Ostatnie pięć dekad było czasem wzrostu przeciętnej długości trwania życia niemal na całym świecie, choć przede wszystkim w krajach rozwiniętych. Na niespotykany wcześniej w historii okres względnego bezpieczeństwa międzynarodowego nałożyły się wzrost gospodarczy, postępy w medycynie i upowszechnianie wiedzy na temat zdrowia wśród obywateli. Niestety Polska nie należy do krajów, które ten okres wykorzystały najlepiej. Według raportu OECD „Health at a Glance 2019” w latach 1970–2017 przeciętna długość życia wzrosła u nas z 70 do 78 lat. Polska wraz ze Słowacją, Węgrami, Litwą i Łotwą należy do państw, w których skok ten był jednak najmniejszy. Średnio w krajach należących do OECD wzrost długości życia sięgnął 11 lat – z 70 do 81. Bezkonkurencyjna była pod tym względem Korea Południowa, która w pięć dekad wydłużyła życie swoich mieszkańców z nieco ponad 60 do 83 lat. Poprawa stanu zdrowia obywateli przyniosła też wyraźne efekty m.in. w Portugalii (wzrost z 65 do 82 lat).
Od 2014 r. polskie statystyki dotyczące przeciętnej długości życia właściwie stoją w miejscu. Dlaczego tak się stało, skoro ostatnie trzy dekady były dla nas rekordowe pod względem wzrostu zamożności? Z kolei minione pięć lat to okres szybkiego wzrostu płac i produktu krajowego brutto. Najwyraźniej samo bogacenie się społeczeństwa jako całości nie wystarczy, aby wydłużać ludzkie życie. Zdrowie jest kwestią społeczną w takim sensie, że jego poprawa wymaga podejmowania działań przez całą wspólnotę, a zaniedbania odbijają się na wszystkich jej członkach. Szczególnie tych najsłabszych. W XXI wieku wzrost nakładów na ochronę zdrowia w Polsce wynikał wyłącznie z rozwoju gospodarczego, a nie reform systemowych, usprawniających finansowanie i poprawiających dostęp do opieki medycznej.
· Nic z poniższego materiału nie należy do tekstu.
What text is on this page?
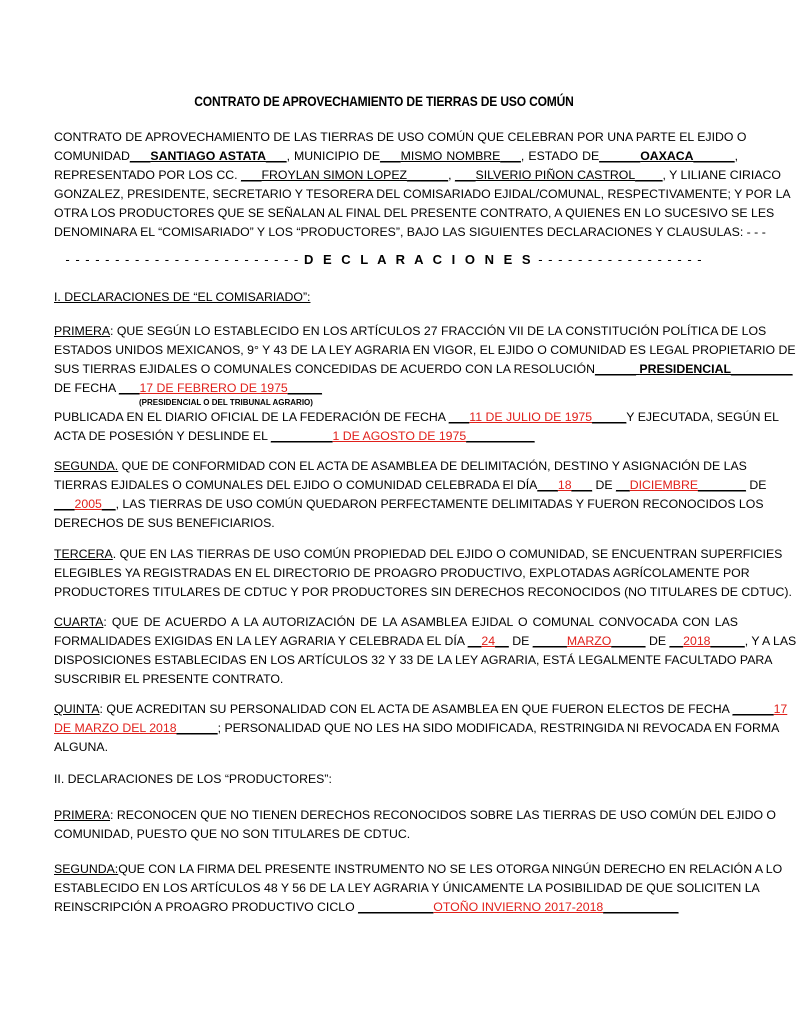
CONTRATO DE APROVECHAMIENTO DE TIERRAS DE USO COMÚN
CONTRATO DE APROVECHAMIENTO DE LAS TIERRAS DE USO COMÚN QUE CELEBRAN POR UNA PARTE EL EJIDO O
COMUNIDAD___SANTIAGO ASTATA___, MUNICIPIO DE___MISMO NOMBRE___, ESTADO DE______OAXACA______,
REPRESENTADO POR LOS CC. ___FROYLAN SIMON LOPEZ______, ___SILVERIO PIÑON CASTROL____, Y LILIANE CIRIACO
GONZALEZ, PRESIDENTE, SECRETARIO Y TESORERA DEL COMISARIADO EJIDAL/COMUNAL, RESPECTIVAMENTE; Y POR LA
OTRA LOS PRODUCTORES QUE SE SEÑALAN AL FINAL DEL PRESENTE CONTRATO, A QUIENES EN LO SUCESIVO SE LES
DENOMINARA EL “COMISARIADO” Y LOS “PRODUCTORES”, BAJO LAS SIGUIENTES DECLARACIONES Y CLAUSULAS: - - -
- - - - - - - - - - - - - - - - - - - - - - - - D E C L A R A C I O N E S - - - - - - - - - - - - - - - - -
I. DECLARACIONES DE “EL COMISARIADO”:
PRIMERA: QUE SEGÚN LO ESTABLECIDO EN LOS ARTÍCULOS 27 FRACCIÓN VII DE LA CONSTITUCIÓN POLÍTICA DE LOS
ESTADOS UNIDOS MEXICANOS, 9° Y 43 DE LA LEY AGRARIA EN VIGOR, EL EJIDO O COMUNIDAD ES LEGAL PROPIETARIO DE
SUS TIERRAS EJIDALES O COMUNALES CONCEDIDAS DE ACUERDO CON LA RESOLUCIÓN______ PRESIDENCIAL_________
DE FECHA ___17 DE FEBRERO DE 1975_____
(PRESIDENCIAL O DEL TRIBUNAL AGRARIO)
PUBLICADA EN EL DIARIO OFICIAL DE LA FEDERACIÓN DE FECHA ___11 DE JULIO DE 1975_____Y EJECUTADA, SEGÚN EL
ACTA DE POSESIÓN Y DESLINDE EL _________1 DE AGOSTO DE 1975__________
SEGUNDA. QUE DE CONFORMIDAD CON EL ACTA DE ASAMBLEA DE DELIMITACIÓN, DESTINO Y ASIGNACIÓN DE LAS
TIERRAS EJIDALES O COMUNALES DEL EJIDO O COMUNIDAD CELEBRADA El DÍA___18___ DE __DICIEMBRE_______ DE
___2005__, LAS TIERRAS DE USO COMÚN QUEDARON PERFECTAMENTE DELIMITADAS Y FUERON RECONOCIDOS LOS
DERECHOS DE SUS BENEFICIARIOS.
TERCERA. QUE EN LAS TIERRAS DE USO COMÚN PROPIEDAD DEL EJIDO O COMUNIDAD, SE ENCUENTRAN SUPERFICIES
ELEGIBLES YA REGISTRADAS EN EL DIRECTORIO DE PROAGRO PRODUCTIVO, EXPLOTADAS AGRÍCOLAMENTE POR
PRODUCTORES TITULARES DE CDTUC Y POR PRODUCTORES SIN DERECHOS RECONOCIDOS (NO TITULARES DE CDTUC).
CUARTA: QUE DE ACUERDO A LA AUTORIZACIÓN DE LA ASAMBLEA EJIDAL O COMUNAL CONVOCADA CON LAS
FORMALIDADES EXIGIDAS EN LA LEY AGRARIA Y CELEBRADA EL DÍA __24__ DE _____MARZO_____ DE __2018_____, Y A LAS
DISPOSICIONES ESTABLECIDAS EN LOS ARTÍCULOS 32 Y 33 DE LA LEY AGRARIA, ESTÁ LEGALMENTE FACULTADO PARA
SUSCRIBIR EL PRESENTE CONTRATO.
QUINTA: QUE ACREDITAN SU PERSONALIDAD CON EL ACTA DE ASAMBLEA EN QUE FUERON ELECTOS DE FECHA ______17
DE MARZO DEL 2018______; PERSONALIDAD QUE NO LES HA SIDO MODIFICADA, RESTRINGIDA NI REVOCADA EN FORMA
ALGUNA.
II. DECLARACIONES DE LOS “PRODUCTORES”:
PRIMERA: RECONOCEN QUE NO TIENEN DERECHOS RECONOCIDOS SOBRE LAS TIERRAS DE USO COMÚN DEL EJIDO O
COMUNIDAD, PUESTO QUE NO SON TITULARES DE CDTUC.
SEGUNDA:QUE CON LA FIRMA DEL PRESENTE INSTRUMENTO NO SE LES OTORGA NINGÚN DERECHO EN RELACIÓN A LO
ESTABLECIDO EN LOS ARTÍCULOS 48 Y 56 DE LA LEY AGRARIA Y ÚNICAMENTE LA POSIBILIDAD DE QUE SOLICITEN LA
REINSCRIPCIÓN A PROAGRO PRODUCTIVO CICLO ___________OTOÑO INVIERNO 2017-2018___________
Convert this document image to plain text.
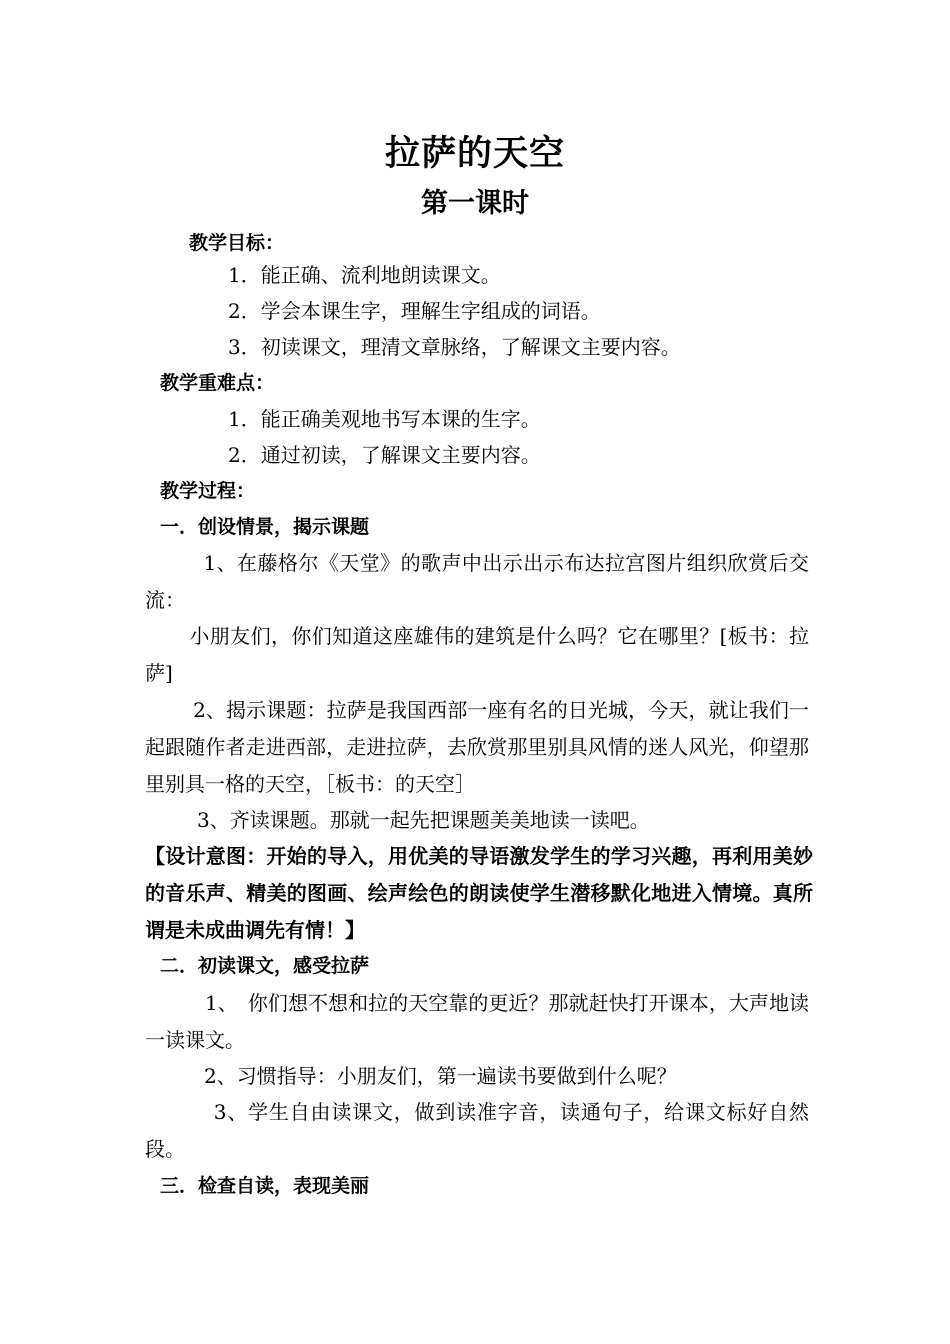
拉萨的天空
第一课时

教学目标：

1．能正确、流利地朗读课文。

2．学会本课生字，理解生字组成的词语。

3．初读课文，理清文章脉络，了解课文主要内容。

教学重难点：

1．能正确美观地书写本课的生字。

2．通过初读，了解课文主要内容。

教学过程：

一．创设情景，揭示课题

　1、在藤格尔《天堂》的歌声中出示出示布达拉宫图片组织欣赏后交流：

　小朋友们，你们知道这座雄伟的建筑是什么吗？它在哪里？[板书：拉萨]

　2、揭示课题：拉萨是我国西部一座有名的日光城，今天，就让我们一起跟随作者走进西部，走进拉萨，去欣赏那里别具风情的迷人风光，仰望那里别具一格的天空，［板书：的天空］

　3、齐读课题。那就一起先把课题美美地读一读吧。

【设计意图：开始的导入，用优美的导语激发学生的学习兴趣，再利用美妙的音乐声、精美的图画、绘声绘色的朗读使学生潜移默化地进入情境。真所谓是未成曲调先有情！】

二．初读课文，感受拉萨

　1、　你们想不想和拉的天空靠的更近？那就赶快打开课本，大声地读一读课文。

2、习惯指导：小朋友们，第一遍读书要做到什么呢？

　3、学生自由读课文，做到读准字音，读通句子，给课文标好自然段。

三．检查自读，表现美丽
Przez ostatnie lata żyliśmy w miłym i błędnym przekonaniu, że wzrost PKB załatwi za nas większość problemów.

Pieniądze zdrowie dają

Długość życia w Polsce jest szczególnie uzależniona od przynależności do klasy społecznej. Różnica w przeciętnej długości trwania życia między kobietą z wykształceniem wyższym a podstawowym lub zawodowym wynosi pięć lat. Przeciętnie w państwach OECD to cztery lata. To i tak niewiele w porównaniu do dysproporcji wśród mężczyzn. Polak z dyplomem wyższej uczelni żyje przeciętnie 12 lat dłużej od swojego rodaka z wykształceniem podstawowym/zawodowym. Średnio w OECD różnica ta jest niemal dwukrotnie mniejsza. Jedynie na Węgrzech i Słowacji długość trwania życia jest bardziej skorelowana z poziomem edukacji niż w Polsce.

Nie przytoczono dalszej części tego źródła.